South African energy company Engen has merged with Vivo Energy to become Africa’s largest energy distribution company.
The two companies will now have more than 3 900 service stations and more than two-billion litres of storage capacity across 27 African countries.
Engineering News posted that oil and gas multinational, Petronas, is set to sell its 74% shareholding in Engen to Vivo Energy.
However, it is reported that the business deal is currently pending regulatory approvals and fulfilment of conditions precedent.
“Vivo Energy’s focus has been to invest to grow our business, and I am proud that we have more than doubled the size of our network since our formation in 2011,” said Vivo Energy CEO Stan Mittelman.
“Four years ago, we acquired the Engen business in nine African markets, and have since worked to enhance and develop these.
“Vitol’s acquisition of 100% of Vivo Energy last year brings more opportunity to grow even faster.
“Completion of this transaction, which reunites the Engen brand across Africa, will be a step change in our growth and represents a significant commitment to the South African market while enhancing Vivo Energy’s portfolio in other important markets.”
As things stand, Cape Town-based Engen has about 1 300 service stations across seven African countries, including South Africa.
At the same time, Vivo Energy is a major pan-African retailer and distributor of fuels and lubricants to retail as well as commercial customers, with more than 2 600 service stations across 23 African countries, using the Engen and Shell brands.
“This is an exciting opportunity for Engen to build on its market-leading position in South Africa and a number of Southern African countries,” said Engen CEO and MD Seelan Naidoo.
“It allows us to leverage our strong brand equity, retail footprint, supply chain capability, and customer service to be a key contributor to Vivo Energy and Vitol’s ambition to build a stronger and more successful pan-African energy champion. Engen is excited to become part of the enlarged business and this will set up our business to be stronger and more successful than ever before.”

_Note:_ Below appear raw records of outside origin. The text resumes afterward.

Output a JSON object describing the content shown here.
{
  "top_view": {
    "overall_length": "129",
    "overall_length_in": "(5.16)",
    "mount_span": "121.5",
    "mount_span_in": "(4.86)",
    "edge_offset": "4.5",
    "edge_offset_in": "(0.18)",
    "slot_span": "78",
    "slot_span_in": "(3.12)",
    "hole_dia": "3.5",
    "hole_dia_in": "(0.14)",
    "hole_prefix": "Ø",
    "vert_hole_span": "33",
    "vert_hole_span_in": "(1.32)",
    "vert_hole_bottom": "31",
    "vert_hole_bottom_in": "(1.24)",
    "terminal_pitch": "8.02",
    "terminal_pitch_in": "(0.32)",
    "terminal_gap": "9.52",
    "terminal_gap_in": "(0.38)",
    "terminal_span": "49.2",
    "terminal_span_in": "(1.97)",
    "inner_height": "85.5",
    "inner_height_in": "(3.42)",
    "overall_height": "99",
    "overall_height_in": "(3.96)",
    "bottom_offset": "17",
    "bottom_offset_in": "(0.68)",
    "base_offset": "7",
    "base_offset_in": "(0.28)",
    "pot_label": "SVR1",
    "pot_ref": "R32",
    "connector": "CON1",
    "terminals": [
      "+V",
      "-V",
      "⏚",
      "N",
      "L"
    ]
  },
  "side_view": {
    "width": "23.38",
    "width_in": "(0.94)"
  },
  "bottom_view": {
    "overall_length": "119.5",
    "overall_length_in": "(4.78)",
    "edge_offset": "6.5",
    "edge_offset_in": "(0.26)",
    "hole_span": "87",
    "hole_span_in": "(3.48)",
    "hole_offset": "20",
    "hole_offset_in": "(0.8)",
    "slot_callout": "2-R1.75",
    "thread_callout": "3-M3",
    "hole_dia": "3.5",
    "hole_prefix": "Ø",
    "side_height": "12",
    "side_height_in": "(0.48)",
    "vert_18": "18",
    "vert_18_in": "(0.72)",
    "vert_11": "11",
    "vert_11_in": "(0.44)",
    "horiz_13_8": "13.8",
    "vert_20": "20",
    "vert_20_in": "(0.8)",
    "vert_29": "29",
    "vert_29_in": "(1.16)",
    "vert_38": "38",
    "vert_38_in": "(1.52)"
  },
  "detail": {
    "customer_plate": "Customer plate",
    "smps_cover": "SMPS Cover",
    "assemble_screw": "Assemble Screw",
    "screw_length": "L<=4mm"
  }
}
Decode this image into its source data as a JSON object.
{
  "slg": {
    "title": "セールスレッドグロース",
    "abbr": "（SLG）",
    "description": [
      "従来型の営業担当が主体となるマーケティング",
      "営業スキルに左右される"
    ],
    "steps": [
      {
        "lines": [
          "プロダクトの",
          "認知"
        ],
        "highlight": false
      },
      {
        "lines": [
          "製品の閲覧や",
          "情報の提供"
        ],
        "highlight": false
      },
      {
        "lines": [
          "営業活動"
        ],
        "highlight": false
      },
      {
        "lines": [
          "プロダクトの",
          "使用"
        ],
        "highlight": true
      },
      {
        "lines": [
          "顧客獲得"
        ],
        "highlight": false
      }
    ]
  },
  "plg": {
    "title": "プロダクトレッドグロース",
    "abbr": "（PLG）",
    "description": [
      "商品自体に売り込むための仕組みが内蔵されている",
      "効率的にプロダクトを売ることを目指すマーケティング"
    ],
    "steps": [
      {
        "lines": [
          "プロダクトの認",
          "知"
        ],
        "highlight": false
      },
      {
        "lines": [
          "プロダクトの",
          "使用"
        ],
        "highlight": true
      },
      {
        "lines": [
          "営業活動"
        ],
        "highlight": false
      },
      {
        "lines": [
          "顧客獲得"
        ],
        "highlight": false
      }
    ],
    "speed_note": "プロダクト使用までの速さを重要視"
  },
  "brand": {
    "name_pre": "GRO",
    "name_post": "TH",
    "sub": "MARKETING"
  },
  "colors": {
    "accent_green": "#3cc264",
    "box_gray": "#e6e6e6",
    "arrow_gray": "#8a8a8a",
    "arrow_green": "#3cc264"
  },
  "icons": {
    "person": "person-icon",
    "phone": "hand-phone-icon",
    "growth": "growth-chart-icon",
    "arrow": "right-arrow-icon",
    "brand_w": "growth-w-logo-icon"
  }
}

Meanwhile, Vivo Energy’s Chris Bake said their company has been a success story since its inception and has consistently grown organically and by investing in modern quality assets.

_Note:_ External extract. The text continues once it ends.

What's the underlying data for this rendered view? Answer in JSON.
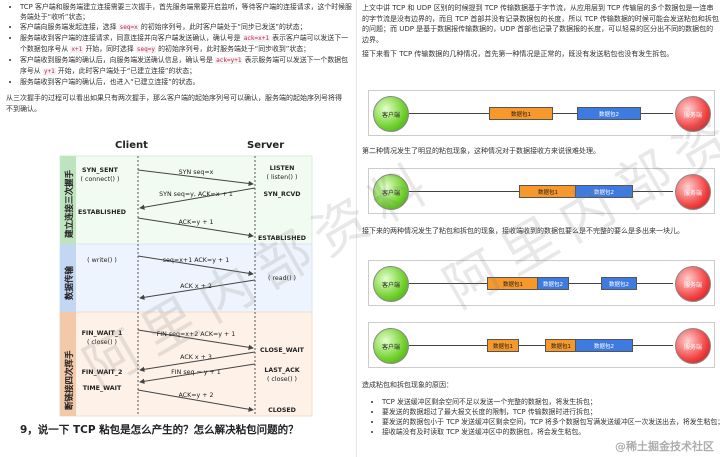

“[Vivo Energy] has a highly professional and capable management team with a deep understanding of Africa’s unique energy requirements and Engen is South Africa’s market leader. This powerful combination will benefit customers in South Africa and across the continent,” he noted.

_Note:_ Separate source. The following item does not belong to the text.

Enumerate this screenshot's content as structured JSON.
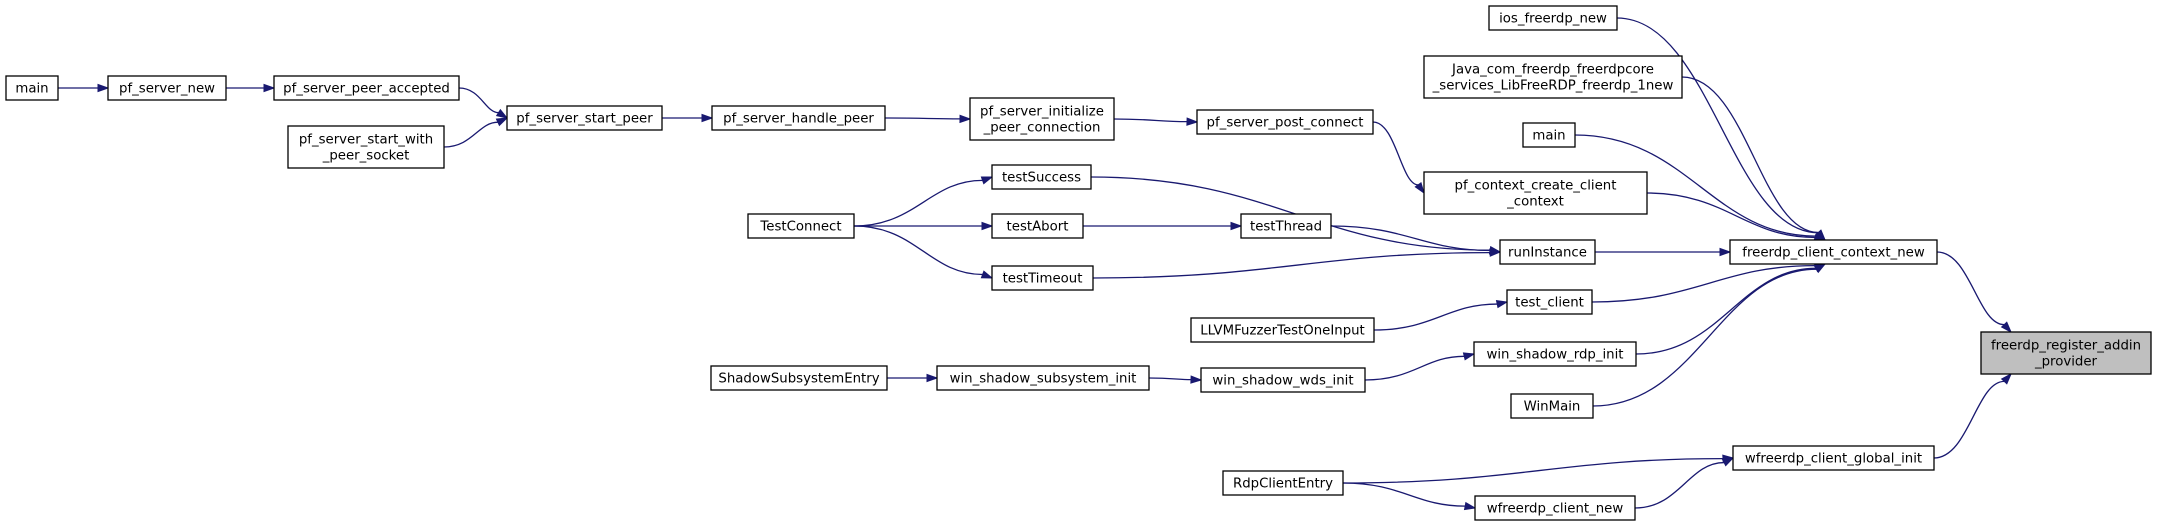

Meanwhile, industrial holding company Phembani Group, which is Petronas’ long-standing partner in Africa and Engen’s broad-based black economic empowerment shareholder, is continuing its strong association with Engen and will remain invested as a 21% shareholder in the South African business.
The transaction will benefit employees of Engen through a newly implemented 5% employee share ownership programme, resulting in Engen South Africa being 26% owned by previously disadvantaged parties.